VicSuper, the A$12bn (€7.8bn) Australian superannuation fund known for its sustainable investment approach, has awarded a A$100m global listed infrastructure mandate to Colonial First State Global Asset Management (CFSGAM), the asset management arm of the Commonwealth Bank of Australia.
The new appointment builds on VicSuper’s existing mandates in agriculture, timberland, cleantech and ‘carbon aware’ equities.
In a statement, CFSGAM said the allocation reflected “the highly experienced listed infrastructure team, the rigour of the selection process and the integrated approach to environmental, social and corporate governance (ESG) issues“.
The manager’s listed infrastructure team invests in listed infrastructure worldwide, including toll roads, airports, railroads, utilities, energy storage and pipelines. Its listed fund has assets of A$422m and returned 23% last year.

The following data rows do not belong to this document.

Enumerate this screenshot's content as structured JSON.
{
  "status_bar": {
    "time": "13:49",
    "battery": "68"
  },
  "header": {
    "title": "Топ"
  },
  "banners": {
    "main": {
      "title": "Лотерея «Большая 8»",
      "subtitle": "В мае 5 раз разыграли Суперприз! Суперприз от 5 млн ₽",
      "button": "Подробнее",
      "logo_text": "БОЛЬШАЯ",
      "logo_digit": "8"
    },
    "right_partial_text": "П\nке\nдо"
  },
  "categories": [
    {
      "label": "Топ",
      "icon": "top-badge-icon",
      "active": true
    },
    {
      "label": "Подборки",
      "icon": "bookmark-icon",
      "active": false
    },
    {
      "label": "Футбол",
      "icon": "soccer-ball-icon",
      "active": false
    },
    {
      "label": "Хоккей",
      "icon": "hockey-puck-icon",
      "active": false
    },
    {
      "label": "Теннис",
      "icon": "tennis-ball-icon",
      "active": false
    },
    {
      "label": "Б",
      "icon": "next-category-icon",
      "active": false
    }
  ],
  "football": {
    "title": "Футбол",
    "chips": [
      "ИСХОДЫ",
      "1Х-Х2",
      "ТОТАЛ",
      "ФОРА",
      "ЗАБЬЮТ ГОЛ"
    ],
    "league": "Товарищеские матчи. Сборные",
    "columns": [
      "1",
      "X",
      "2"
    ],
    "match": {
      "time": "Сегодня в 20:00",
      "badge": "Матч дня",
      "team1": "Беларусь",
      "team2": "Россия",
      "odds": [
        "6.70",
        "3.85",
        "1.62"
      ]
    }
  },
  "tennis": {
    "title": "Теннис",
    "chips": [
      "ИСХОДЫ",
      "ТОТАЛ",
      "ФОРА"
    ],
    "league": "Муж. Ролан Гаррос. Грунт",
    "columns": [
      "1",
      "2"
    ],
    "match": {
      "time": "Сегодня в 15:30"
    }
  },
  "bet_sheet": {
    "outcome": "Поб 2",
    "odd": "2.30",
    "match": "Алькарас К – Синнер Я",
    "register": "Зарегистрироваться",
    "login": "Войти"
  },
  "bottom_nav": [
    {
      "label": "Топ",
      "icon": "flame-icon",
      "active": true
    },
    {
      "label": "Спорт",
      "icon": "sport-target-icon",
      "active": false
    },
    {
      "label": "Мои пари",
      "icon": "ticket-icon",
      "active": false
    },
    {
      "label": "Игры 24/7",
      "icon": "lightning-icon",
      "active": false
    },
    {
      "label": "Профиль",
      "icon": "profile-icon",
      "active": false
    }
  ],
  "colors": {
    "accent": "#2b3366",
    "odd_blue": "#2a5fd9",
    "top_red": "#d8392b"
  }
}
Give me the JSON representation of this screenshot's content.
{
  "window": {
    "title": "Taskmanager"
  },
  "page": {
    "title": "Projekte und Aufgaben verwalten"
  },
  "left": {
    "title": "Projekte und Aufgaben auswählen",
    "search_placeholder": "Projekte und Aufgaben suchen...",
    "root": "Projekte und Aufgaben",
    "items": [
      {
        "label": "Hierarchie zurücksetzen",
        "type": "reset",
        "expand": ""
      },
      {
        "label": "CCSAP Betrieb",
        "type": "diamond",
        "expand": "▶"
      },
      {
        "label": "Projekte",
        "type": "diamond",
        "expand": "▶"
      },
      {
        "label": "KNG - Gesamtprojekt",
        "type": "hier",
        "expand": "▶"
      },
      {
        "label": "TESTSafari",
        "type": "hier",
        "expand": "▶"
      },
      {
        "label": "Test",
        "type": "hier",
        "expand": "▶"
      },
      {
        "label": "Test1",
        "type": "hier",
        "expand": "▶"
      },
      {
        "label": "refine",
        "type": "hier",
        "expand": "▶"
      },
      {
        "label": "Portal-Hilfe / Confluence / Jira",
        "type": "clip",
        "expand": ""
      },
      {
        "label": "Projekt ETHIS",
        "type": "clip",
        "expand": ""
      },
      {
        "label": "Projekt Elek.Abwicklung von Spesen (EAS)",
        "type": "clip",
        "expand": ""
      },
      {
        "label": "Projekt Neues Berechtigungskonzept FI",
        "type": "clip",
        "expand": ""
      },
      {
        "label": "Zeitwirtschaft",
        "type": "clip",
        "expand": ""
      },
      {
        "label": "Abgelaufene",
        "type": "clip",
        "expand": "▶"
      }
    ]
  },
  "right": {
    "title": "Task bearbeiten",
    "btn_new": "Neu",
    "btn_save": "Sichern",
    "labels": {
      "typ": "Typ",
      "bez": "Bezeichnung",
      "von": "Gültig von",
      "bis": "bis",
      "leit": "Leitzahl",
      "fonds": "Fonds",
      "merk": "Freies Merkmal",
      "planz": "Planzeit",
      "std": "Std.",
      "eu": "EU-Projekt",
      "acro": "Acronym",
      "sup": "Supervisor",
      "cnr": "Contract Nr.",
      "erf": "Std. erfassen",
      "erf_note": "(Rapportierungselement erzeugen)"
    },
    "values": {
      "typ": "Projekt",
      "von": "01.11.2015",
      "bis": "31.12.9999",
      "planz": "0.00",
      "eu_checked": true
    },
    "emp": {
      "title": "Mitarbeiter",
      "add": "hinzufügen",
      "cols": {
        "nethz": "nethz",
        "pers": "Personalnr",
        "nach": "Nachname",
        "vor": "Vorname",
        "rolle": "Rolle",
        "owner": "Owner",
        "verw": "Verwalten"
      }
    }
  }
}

Since it was launched in June 2007, annual returns have come in at 6.8%.Will Oulton, Global Head of Responsible Investment at CFSGAM, said the infrastructure team’s investment process included “a quality assessment which evaluates companies’ social, environmental and corporate governance practices and performance alongside their financial quality.”

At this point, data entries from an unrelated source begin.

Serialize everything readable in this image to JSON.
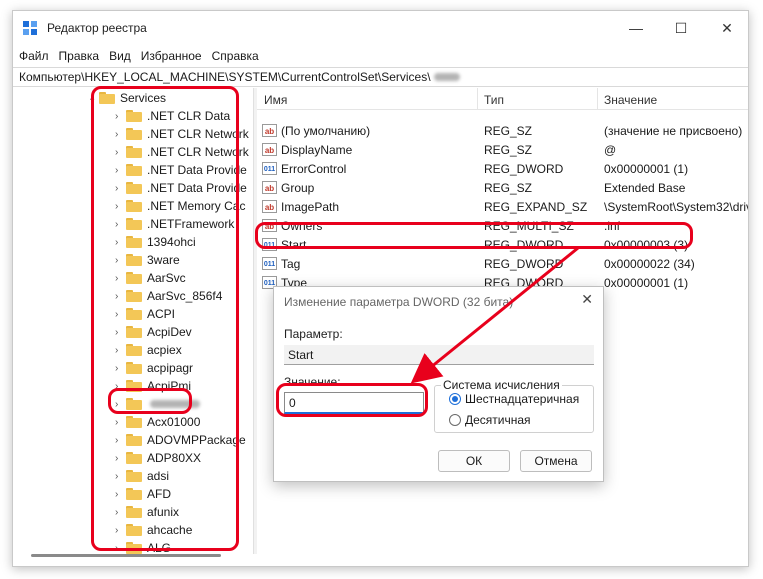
{
  "window": {
    "title": "Редактор реестра",
    "controls": {
      "minimize": "—",
      "maximize": "☐",
      "close": "✕"
    }
  },
  "menu": [
    "Файл",
    "Правка",
    "Вид",
    "Избранное",
    "Справка"
  ],
  "address": "Компьютер\\HKEY_LOCAL_MACHINE\\SYSTEM\\CurrentControlSet\\Services\\",
  "tree": {
    "parent": "Services",
    "items": [
      ".NET CLR Data",
      ".NET CLR Network",
      ".NET CLR Network",
      ".NET Data Provide",
      ".NET Data Provide",
      ".NET Memory Cac",
      ".NETFramework",
      "1394ohci",
      "3ware",
      "AarSvc",
      "AarSvc_856f4",
      "ACPI",
      "AcpiDev",
      "acpiex",
      "acpipagr",
      "AcpiPmi",
      "",
      "Acx01000",
      "ADOVMPPackage",
      "ADP80XX",
      "adsi",
      "AFD",
      "afunix",
      "ahcache",
      "ALG"
    ]
  },
  "values": {
    "columns": {
      "name": "Имя",
      "type": "Тип",
      "data": "Значение"
    },
    "rows": [
      {
        "icon": "ab",
        "name": "(По умолчанию)",
        "type": "REG_SZ",
        "data": "(значение не присвоено)"
      },
      {
        "icon": "ab",
        "name": "DisplayName",
        "type": "REG_SZ",
        "data": "@"
      },
      {
        "icon": "dw",
        "name": "ErrorControl",
        "type": "REG_DWORD",
        "data": "0x00000001 (1)"
      },
      {
        "icon": "ab",
        "name": "Group",
        "type": "REG_SZ",
        "data": "Extended Base"
      },
      {
        "icon": "ab",
        "name": "ImagePath",
        "type": "REG_EXPAND_SZ",
        "data": "\\SystemRoot\\System32\\driv"
      },
      {
        "icon": "ab",
        "name": "Owners",
        "type": "REG_MULTI_SZ",
        "data": ".inf"
      },
      {
        "icon": "dw",
        "name": "Start",
        "type": "REG_DWORD",
        "data": "0x00000003 (3)"
      },
      {
        "icon": "dw",
        "name": "Tag",
        "type": "REG_DWORD",
        "data": "0x00000022 (34)"
      },
      {
        "icon": "dw",
        "name": "Type",
        "type": "REG_DWORD",
        "data": "0x00000001 (1)"
      }
    ]
  },
  "dialog": {
    "title": "Изменение параметра DWORD (32 бита)",
    "close": "✕",
    "param_label": "Параметр:",
    "param_value": "Start",
    "value_label": "Значение:",
    "value": "0",
    "base_label": "Система исчисления",
    "hex_label": "Шестнадцатеричная",
    "dec_label": "Десятичная",
    "ok": "ОК",
    "cancel": "Отмена"
  },
  "colors": {
    "highlight": "#e8001c",
    "accent": "#1e6fd9",
    "folder": "#f3c757"
  }
}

VicSuper, a non-profit multi-employer pension scheme, insures more than 240,000 members at 19,000 companies. ESG considerations are central to its investment strategy. It is a signatory to the Principles for Responsible Investment (PRI), and selects its managers on the basis of their commitment to sustainable investing.
The fund, ranked AAA by the Asset Owners Disclosure Project (AODP), which ranks investors on climate disclosure, has a roster of sustainable investment mandates. In November last year it awarded an A$310m (€208.3m) ESG active global equities mandate to State Street Global Advisors, the funds arm of US giant State Street. The new mandate is called State Street Global Advisors Integrated ESG International Shares Fund.